Kaspersky representatives didn’t respond to requests for comment.

The company made news this year when it released a detailed report on what former U.S. officials said was an American hacking campaign to spy on Russia, China and some countries in the Middle East. As a rule, Kaspersky doesn’t say where it thinks attacks originate, though it sometimes drops hints.

Silicon Valley-based FireEye does the opposite, in a sense. The company publicizes hacking campaigns it discovers and links to China, Russia or Iran. In the interview, CEO DeWalt said he would think twice before publicizing a similar hacking campaign by Americans.

To be sure, these firms do not march exclusively to a geopolitical drum. Kaspersky has reported on computer intrusions thought to originate from Russia, and sometimes works with Western law enforcement. Symantec SYMC +0.12%, based in Silicon Valley, in 2010 it played a leading role in outing Stuxnet, a computer worm the U.S. and Israel used to slow Iran’s nuclear program.

FireEye, founded in 2004, received early backing from In-Q-Tel, a nonprofit that acts as a venture capital firm for the Central Intelligence Agency. But as the company has started to expand internationally, it occasionally runs into trouble with potential customers in France and Germany, spokesman Vitor De Souza said.

The company has trained its sales employees not to play up the company’s government ties or In-Q-Tel backing, De Souza said. FireEye generates roughly three-fourths of its revenue in the U.S., according to securities filings.

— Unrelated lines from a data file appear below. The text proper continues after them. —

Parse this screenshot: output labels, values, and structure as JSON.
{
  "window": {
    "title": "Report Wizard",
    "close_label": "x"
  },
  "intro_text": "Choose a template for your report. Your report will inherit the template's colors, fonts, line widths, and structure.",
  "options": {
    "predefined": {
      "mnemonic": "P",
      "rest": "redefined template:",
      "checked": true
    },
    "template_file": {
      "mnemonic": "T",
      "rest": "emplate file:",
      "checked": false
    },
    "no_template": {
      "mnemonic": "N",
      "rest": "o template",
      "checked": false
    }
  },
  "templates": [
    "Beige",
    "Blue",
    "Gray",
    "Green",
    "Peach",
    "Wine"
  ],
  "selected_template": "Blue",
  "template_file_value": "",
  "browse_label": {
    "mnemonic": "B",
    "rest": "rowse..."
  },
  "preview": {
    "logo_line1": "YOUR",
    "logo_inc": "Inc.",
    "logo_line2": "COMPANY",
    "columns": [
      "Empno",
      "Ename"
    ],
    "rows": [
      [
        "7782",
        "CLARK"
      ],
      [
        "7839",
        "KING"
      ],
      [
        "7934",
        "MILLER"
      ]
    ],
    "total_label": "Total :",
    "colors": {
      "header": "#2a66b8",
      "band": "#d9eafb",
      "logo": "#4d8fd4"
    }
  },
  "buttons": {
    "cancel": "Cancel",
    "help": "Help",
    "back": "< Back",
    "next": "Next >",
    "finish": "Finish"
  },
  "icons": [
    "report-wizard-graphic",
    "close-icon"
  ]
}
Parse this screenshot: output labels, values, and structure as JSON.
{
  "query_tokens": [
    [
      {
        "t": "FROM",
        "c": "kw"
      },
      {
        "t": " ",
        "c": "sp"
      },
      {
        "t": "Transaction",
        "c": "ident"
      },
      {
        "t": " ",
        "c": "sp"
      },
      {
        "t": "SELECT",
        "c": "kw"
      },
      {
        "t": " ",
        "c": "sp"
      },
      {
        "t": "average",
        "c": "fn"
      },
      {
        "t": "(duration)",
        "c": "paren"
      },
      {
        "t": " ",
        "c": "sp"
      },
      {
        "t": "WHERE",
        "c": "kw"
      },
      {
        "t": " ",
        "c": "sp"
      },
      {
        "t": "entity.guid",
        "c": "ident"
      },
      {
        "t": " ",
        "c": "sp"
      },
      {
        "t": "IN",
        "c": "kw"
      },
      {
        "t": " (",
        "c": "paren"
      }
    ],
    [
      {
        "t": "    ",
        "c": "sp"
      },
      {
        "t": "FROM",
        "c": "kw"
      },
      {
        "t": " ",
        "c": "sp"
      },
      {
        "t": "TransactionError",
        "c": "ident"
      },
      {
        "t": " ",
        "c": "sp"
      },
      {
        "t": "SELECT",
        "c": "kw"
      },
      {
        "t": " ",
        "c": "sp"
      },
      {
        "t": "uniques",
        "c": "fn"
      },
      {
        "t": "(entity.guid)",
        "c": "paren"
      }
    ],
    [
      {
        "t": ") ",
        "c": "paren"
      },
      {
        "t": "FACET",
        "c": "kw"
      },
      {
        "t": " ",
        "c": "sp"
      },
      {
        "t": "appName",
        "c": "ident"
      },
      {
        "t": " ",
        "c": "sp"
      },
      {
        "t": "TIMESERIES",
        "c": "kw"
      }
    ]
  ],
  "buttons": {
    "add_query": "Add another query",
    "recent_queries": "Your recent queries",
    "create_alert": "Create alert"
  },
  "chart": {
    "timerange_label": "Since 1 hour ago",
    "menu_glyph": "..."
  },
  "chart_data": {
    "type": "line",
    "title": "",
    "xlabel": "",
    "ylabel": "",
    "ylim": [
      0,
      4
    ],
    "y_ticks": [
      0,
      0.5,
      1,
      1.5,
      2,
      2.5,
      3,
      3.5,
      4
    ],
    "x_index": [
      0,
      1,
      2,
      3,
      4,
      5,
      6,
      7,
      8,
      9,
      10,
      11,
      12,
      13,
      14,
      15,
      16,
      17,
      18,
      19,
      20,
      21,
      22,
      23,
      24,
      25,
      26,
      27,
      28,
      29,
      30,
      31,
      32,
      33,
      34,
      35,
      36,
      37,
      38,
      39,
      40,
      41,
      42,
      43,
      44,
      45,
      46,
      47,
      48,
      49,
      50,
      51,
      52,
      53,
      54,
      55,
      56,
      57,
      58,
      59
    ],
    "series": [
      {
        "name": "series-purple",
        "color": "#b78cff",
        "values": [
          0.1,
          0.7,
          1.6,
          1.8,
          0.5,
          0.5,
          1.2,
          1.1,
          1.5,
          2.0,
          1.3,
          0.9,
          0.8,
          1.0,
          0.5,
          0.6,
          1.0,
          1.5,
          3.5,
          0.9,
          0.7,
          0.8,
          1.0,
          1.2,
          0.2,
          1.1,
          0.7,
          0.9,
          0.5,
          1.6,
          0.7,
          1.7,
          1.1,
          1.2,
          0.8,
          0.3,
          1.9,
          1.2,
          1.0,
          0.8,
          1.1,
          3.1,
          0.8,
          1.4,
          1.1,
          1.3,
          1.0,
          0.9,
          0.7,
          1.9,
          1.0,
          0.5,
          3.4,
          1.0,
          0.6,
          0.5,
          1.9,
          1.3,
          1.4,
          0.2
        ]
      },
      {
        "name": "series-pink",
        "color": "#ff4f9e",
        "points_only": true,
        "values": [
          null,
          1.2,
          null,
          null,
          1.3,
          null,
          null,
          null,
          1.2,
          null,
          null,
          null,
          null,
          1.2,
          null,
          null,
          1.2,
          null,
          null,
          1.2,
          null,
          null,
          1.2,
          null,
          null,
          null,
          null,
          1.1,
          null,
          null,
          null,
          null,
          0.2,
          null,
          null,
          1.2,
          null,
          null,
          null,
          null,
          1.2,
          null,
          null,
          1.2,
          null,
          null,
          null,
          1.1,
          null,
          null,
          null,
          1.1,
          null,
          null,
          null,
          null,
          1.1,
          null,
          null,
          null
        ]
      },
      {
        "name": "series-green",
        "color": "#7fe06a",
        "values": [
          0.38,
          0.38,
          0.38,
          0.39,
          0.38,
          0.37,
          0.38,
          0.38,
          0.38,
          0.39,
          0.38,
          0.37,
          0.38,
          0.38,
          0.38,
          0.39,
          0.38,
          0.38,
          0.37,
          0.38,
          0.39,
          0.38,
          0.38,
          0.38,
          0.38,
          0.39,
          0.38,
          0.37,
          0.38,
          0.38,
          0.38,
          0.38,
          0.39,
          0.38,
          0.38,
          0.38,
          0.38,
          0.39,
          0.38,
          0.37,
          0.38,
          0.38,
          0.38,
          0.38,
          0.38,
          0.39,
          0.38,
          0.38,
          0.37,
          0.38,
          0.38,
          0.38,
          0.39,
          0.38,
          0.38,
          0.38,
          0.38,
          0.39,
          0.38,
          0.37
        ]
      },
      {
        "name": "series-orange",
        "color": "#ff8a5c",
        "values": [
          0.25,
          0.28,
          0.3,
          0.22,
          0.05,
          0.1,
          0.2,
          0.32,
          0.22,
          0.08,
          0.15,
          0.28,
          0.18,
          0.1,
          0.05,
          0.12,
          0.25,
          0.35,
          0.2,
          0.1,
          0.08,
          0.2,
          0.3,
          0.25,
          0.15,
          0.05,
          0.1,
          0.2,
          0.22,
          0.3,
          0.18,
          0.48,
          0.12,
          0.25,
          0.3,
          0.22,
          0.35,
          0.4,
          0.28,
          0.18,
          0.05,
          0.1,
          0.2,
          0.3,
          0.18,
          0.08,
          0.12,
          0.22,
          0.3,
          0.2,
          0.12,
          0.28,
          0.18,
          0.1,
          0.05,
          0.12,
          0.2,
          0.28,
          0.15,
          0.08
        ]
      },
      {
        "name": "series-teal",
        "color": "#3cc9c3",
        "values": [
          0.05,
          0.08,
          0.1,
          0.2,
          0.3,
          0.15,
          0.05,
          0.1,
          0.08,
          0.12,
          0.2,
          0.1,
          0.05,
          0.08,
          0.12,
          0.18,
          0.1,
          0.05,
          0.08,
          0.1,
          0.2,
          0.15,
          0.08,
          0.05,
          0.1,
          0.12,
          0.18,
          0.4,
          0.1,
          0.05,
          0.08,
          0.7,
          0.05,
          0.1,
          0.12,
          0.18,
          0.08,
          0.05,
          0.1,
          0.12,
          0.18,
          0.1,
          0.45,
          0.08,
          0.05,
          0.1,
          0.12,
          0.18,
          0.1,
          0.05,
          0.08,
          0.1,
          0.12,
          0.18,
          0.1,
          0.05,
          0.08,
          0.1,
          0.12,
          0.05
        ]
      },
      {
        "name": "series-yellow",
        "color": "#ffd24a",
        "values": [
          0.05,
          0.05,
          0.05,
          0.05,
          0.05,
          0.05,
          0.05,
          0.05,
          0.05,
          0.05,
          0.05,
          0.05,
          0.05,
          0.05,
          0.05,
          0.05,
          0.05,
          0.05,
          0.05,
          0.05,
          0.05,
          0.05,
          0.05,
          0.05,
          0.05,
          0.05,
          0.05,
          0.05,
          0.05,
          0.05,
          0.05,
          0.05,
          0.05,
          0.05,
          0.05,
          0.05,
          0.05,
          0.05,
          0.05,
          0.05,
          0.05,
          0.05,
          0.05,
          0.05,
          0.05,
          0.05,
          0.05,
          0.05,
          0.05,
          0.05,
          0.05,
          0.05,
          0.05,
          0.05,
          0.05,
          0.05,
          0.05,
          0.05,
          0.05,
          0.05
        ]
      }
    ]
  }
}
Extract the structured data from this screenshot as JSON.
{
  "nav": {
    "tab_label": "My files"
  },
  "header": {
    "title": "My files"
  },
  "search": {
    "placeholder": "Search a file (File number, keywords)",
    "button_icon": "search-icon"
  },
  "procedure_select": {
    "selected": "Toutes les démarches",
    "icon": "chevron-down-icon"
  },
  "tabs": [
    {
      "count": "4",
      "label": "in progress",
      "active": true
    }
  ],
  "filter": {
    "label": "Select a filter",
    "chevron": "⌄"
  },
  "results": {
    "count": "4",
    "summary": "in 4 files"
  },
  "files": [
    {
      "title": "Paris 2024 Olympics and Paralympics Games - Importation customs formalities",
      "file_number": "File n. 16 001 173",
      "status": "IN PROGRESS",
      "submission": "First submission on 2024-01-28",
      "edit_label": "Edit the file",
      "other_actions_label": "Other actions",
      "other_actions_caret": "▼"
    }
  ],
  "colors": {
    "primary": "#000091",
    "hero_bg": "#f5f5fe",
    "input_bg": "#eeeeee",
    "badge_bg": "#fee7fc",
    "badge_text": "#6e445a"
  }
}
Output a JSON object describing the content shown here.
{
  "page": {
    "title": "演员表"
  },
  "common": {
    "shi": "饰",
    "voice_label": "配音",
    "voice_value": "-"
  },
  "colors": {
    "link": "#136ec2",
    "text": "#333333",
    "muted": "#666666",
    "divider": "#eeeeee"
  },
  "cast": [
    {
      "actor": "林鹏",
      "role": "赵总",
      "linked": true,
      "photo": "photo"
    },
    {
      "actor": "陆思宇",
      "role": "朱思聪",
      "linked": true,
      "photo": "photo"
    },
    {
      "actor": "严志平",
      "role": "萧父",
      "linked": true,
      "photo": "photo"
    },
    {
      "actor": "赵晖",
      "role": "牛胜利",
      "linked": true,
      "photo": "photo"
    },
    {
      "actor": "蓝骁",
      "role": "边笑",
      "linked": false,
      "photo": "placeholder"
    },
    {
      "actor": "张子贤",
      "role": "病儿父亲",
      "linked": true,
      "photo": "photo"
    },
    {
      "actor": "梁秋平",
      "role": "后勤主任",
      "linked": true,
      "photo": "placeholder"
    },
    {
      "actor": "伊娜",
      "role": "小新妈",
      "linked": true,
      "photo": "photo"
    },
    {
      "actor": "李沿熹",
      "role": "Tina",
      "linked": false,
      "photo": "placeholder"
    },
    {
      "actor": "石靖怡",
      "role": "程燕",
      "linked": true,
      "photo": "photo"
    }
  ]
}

Ronald Prins, co-founder and director of Fox-IT, the Dutch cybersecurity company, acknowledged that the Dutch military buys encryption tools and hacking lessons from the firm. But he notes the company has been aggressive investigating breach attempts linked to the U.S. and U.K. — both Dutch allies. He says fragmentation in the security market has more to do with where security companies are based and less to do with politics.

A recent effort at Kaspersky may show the limits of those efforts. In recent years, the company started a walled-off division to try to win U.S. government contracts. Kaspersky Government Security Solutions reports to its own board and only hires people eligible for American security clearances.

So far, the company is yet to win a prime contract with the U.S. government, though it has worked on a couple of sub-contracts with U.S. firms, a person familiar with the matter said.